Credit is the amount of money that you borrow. Once you borrow, you are under obligation to repay back the loan within a certain period of time.
Types of Credit:
You can borrow money through several ways. Some of them are listed below:
Loans: These are the amount of cash that you borrow. Loans can be small or large depending upon an individual needs. Basically, there are two types of loans secured and unsecured loans.
Secured loans:A mortgage is an example of secured loan. In this type of loan your property or assets act as security. You can negotiate with your creditors for a reasonable rate of interest. However if you miss the payments, your property can ceased by the lender.
Unsecured loans:These types of loans do not require any security or mortgage. The repayment period for this type of loans can between 6 months to 10 years.
Overdraft:It is a facility given to you by your bank whereby you can withdraw certain amount of money from your current account up to an agreed limit. It is regarded as an efficient form of borrowing because, you need to pay the interest only for the time period you use the amount. You can deposit the money anytime to reduce the outstanding balance. There are no restrictions for you to withdraw the amount as long as you do not cross the agreed limit. In this type of credit, the interest is charged at the end of the month on the outstanding balance.
Service Credit:This type of credit is the monthly payment for utilities like gas, electricity, water, telephone etc. You need to pay certain amount of deposit, and if you fail to make the payment on time, you will have to pay late fines.
Hire- Purchase agreements (H-P):In this type of credit you partly pay off the loan and partly rent the item. It means that you can hire the goods till you make the final payment. Usually this type of credit takes longer time to pay off and you end up paying more than the original cost of the item. This is usually offered on cards and musical items.
Installment Credit:It is type of credit that is granted on a condition that the amount will be repaid at regular intervals within a certain period of time.
Credit Cards:These are usually issued by credit card companies, retail stores or banks. They can be used to buy goods on credit or obtain money from banks. At the end of each month you get a statement stating the amount you owe and you will have to pay the minimum amount for that respective month.
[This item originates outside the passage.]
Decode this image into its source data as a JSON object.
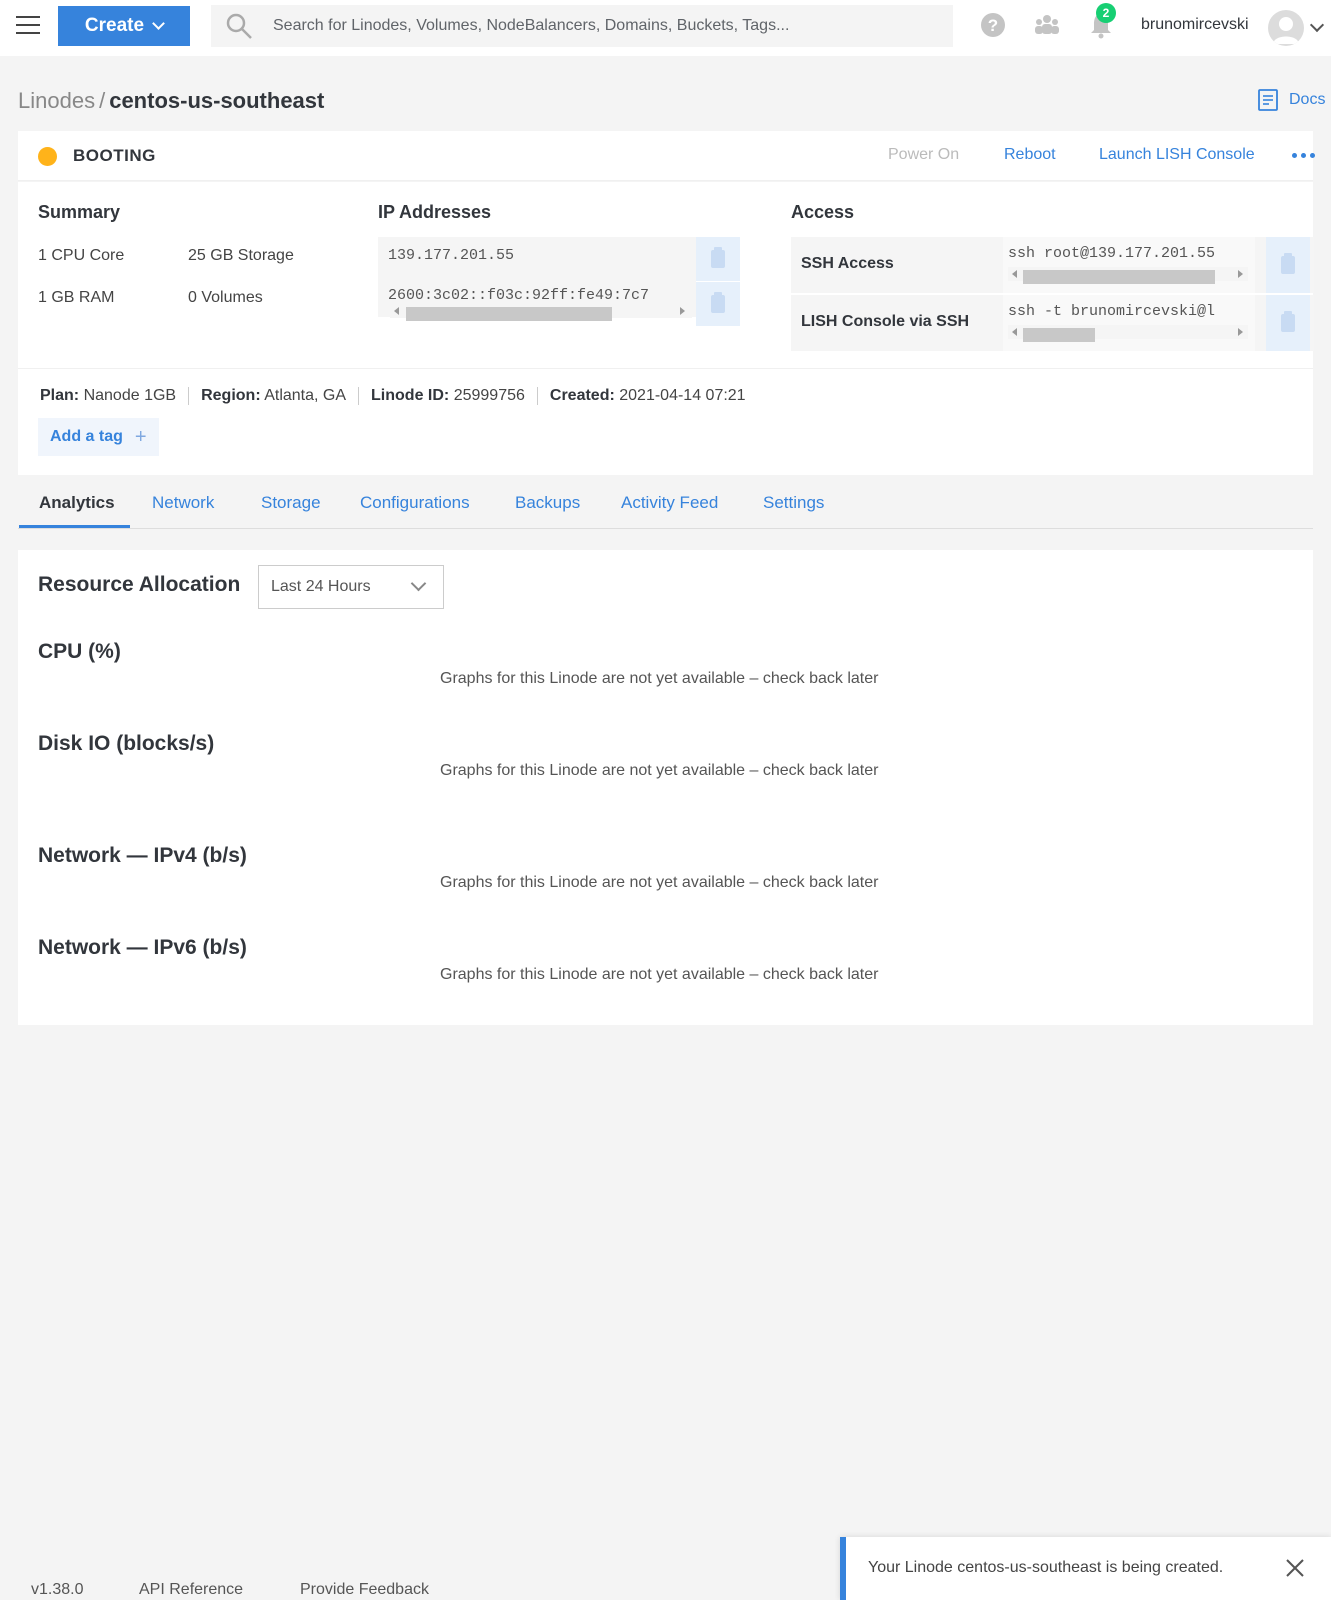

Mortgages:Mortgage represent loan in which there is legal contract between the borrower and the lender for a certain amount of money on a property or an asset. This has to be paid off over a specified period of time. If the borrower fails to pay the loan within the due date then the property or asset can be ceased by the lender.
Pawn broking:This is one of the traditional forms of lending money. You give your valuables to a pawn broker and they lend money to you for few days. You need to pay the money to get back your valuables. If you fail to do so the pawn broker keeps your valuables.
Apart from these types of credit, the other types are credit sale, agreements with finance company, conditional sale, charge cards, credit brokers etc. The need for credit varies from person to person. So, is important for you to know the core terms of credit industry in order to go for the loans which will be suitable for your needs.